Not a gentle warmth. A full combustion event that starts at my collarbones and rockets upward until my ears are burning and my freckles are probably glowing like tiny individual heat lamps.
Etienne is blushing too, his gaze darting sideways at the couple walking past us on the sidewalk, and the shared embarrassment makes the moment ten times more charged than it needs to be.
He clears his throat, rubbing the back of his neck with his free hand in that way he does when he is flustered, the gesture so characteristically him that my stomach flips.
"Not like it does not sound nice," he adds, quieter now, the words tumbling out before he can catch them. "Or uh..."
He groans, pinching the bridge of his nose.
"Just give me a second to calm down before we keep going."
Oh.
Oh.
The realization lands like a comet. Not a slow dawning awareness.
An immediate, full-impact collision with the understanding that my completely innocent ice cream enjoyment has had a decidedly non-innocent effect on the six-foot-two Alpha standing in front of me, and my entire body responds to that information with a rush of heat that has absolutely nothing to do with embarrassment.
I lean closer.
His pine and cedar scent thickens in the space between us, laced with something warmer, something richer that was not there a minute ago.
A darker note beneath the clean woodsy freshness, like embers buried under snow.
My Omega instincts catalogue it instantly, filing it away in the part of my brain that responds to Alpha pheromones with a precision I wish I could apply to my coursework.
"Do I turn you on?" I ask, my voice pitched low enough that only he can hear.
Etienne's jaw tightens.
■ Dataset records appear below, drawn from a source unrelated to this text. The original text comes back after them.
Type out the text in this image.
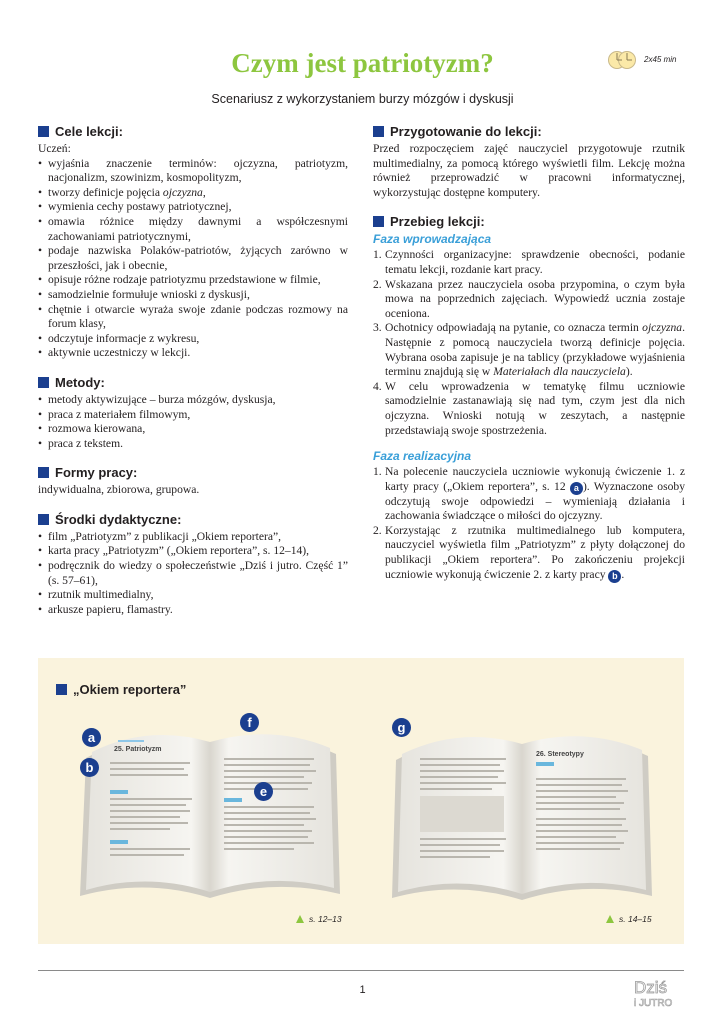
Czym jest patriotyzm?
Scenariusz z wykorzystaniem burzy mózgów i dyskusji
2x45 min
Cele lekcji:
Uczeń:
• wyjaśnia znaczenie terminów: ojczyzna, patriotyzm, nacjonalizm, szowinizm, kosmopolityzm,
• tworzy definicje pojęcia ojczyzna,
• wymienia cechy postawy patriotycznej,
• omawia różnice między dawnymi a współczesnymi zachowaniami patriotycznymi,
• podaje nazwiska Polaków-patriotów, żyjących zarówno w przeszłości, jak i obecnie,
• opisuje różne rodzaje patriotyzmu przedstawione w filmie,
• samodzielnie formułuje wnioski z dyskusji,
• chętnie i otwarcie wyraża swoje zdanie podczas rozmowy na forum klasy,
• odczytuje informacje z wykresu,
• aktywnie uczestniczy w lekcji.
Metody:
• metody aktywizujące – burza mózgów, dyskusja,
• praca z materiałem filmowym,
• rozmowa kierowana,
• praca z tekstem.
Formy pracy:
indywidualna, zbiorowa, grupowa.
Środki dydaktyczne:
• film „Patriotyzm” z publikacji „Okiem reportera”,
• karta pracy „Patriotyzm” („Okiem reportera”, s. 12–14),
• podręcznik do wiedzy o społeczeństwie „Dziś i jutro. Część 1” (s. 57–61),
• rzutnik multimedialny,
• arkusze papieru, flamastry.
Przygotowanie do lekcji:
Przed rozpoczęciem zajęć nauczyciel przygotowuje rzutnik multimedialny, za pomocą którego wyświetli film. Lekcję można również przeprowadzić w pracowni informatycznej, wykorzystując dostępne komputery.
Przebieg lekcji:
Faza wprowadzająca
1. Czynności organizacyjne: sprawdzenie obecności, podanie tematu lekcji, rozdanie kart pracy.
2. Wskazana przez nauczyciela osoba przypomina, o czym była mowa na poprzednich zajęciach. Wypowiedź ucznia zostaje oceniona.
3. Ochotnicy odpowiadają na pytanie, co oznacza termin ojczyzna. Następnie z pomocą nauczyciela tworzą definicje pojęcia. Wybrana osoba zapisuje je na tablicy (przykładowe wyjaśnienia terminu znajdują się w Materiałach dla nauczyciela).
4. W celu wprowadzenia w tematykę filmu uczniowie samodzielnie zastanawiają się nad tym, czym jest dla nich ojczyzna. Wnioski notują w zeszytach, a następnie przedstawiają swoje spostrzeżenia.
Faza realizacyjna
1. Na polecenie nauczyciela uczniowie wykonują ćwiczenie 1. z karty pracy („Okiem reportera”, s. 12 a ). Wyznaczone osoby odczytują swoje odpowiedzi – wymieniają działania i zachowania świadczące o miłości do ojczyzny.
2. Korzystając z rzutnika multimedialnego lub komputera, nauczyciel wyświetla film „Patriotyzm” z płyty dołączonej do publikacji „Okiem reportera”. Po zakończeniu projekcji uczniowie wykonują ćwiczenie 2. z karty pracy b .
„Okiem reportera”
25. Patriotyzm
a
b
f
e
s. 12–13
26. Stereotypy
g
s. 14–15
1	Dziś
i JUTRO
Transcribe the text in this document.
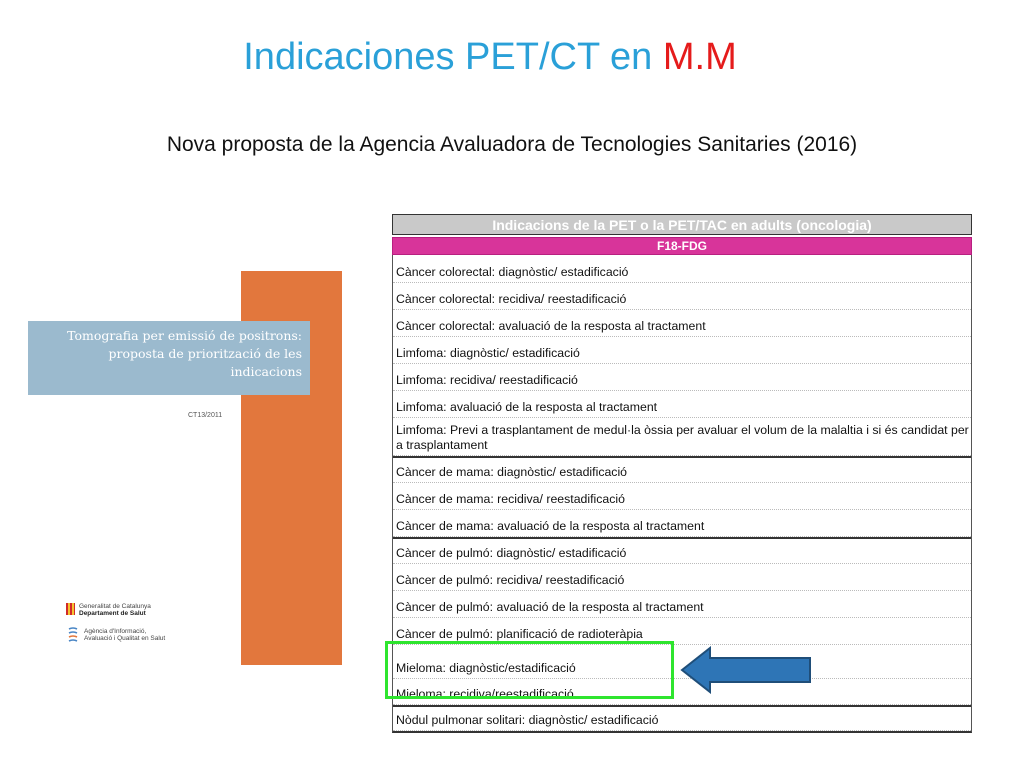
Indicaciones PET/CT en M.M
Nova proposta de la Agencia Avaluadora de Tecnologies Sanitaries (2016)
Tomografia per emissió de positrons:
proposta de priorització de les
indicacions
CT13/2011
Generalitat de Catalunya
Departament de Salut
Agència d'Informació,
Avaluació i Qualitat en Salut
Indicacions de la PET o la PET/TAC en adults (oncologia)
F18-FDG
Càncer colorectal: diagnòstic/ estadificació
Càncer colorectal: recidiva/ reestadificació
Càncer colorectal: avaluació de la resposta al tractament
Limfoma: diagnòstic/ estadificació
Limfoma: recidiva/ reestadificació
Limfoma: avaluació de la resposta al tractament
Limfoma: Previ a trasplantament de medul·la òssia per avaluar el volum de la malaltia i si és candidat per a trasplantament
Càncer de mama: diagnòstic/ estadificació
Càncer de mama: recidiva/ reestadificació
Càncer de mama: avaluació de la resposta al tractament
Càncer de pulmó: diagnòstic/ estadificació
Càncer de pulmó: recidiva/ reestadificació
Càncer de pulmó: avaluació de la resposta al tractament
Càncer de pulmó: planificació de radioteràpia
Mieloma: diagnòstic/estadificació
Mieloma: recidiva/reestadificació
Nòdul pulmonar solitari: diagnòstic/ estadificació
His eyes lock onto mine, and for a suspended breath, we just stare at each other on this frozen sidewalk while the world continues around us like it has not noticed that the air between two people just became thick enough to cut with a blade.
He pouts.
Actually pouts. The expression is so out of place on his usually composed face that I nearly burst out laughing, but the look in his eyes is too heated for laughter, too raw, too honest in a way that pins me where I stand.
"You are thriving at the idea, aren't you?" he mutters.
"Very," I grin, wide and unapologetic, and then I take a massive bite directly out of the remaining chunk of waffle cone and ice cream.
Teeth first. Into the frozen mass. Like a shark.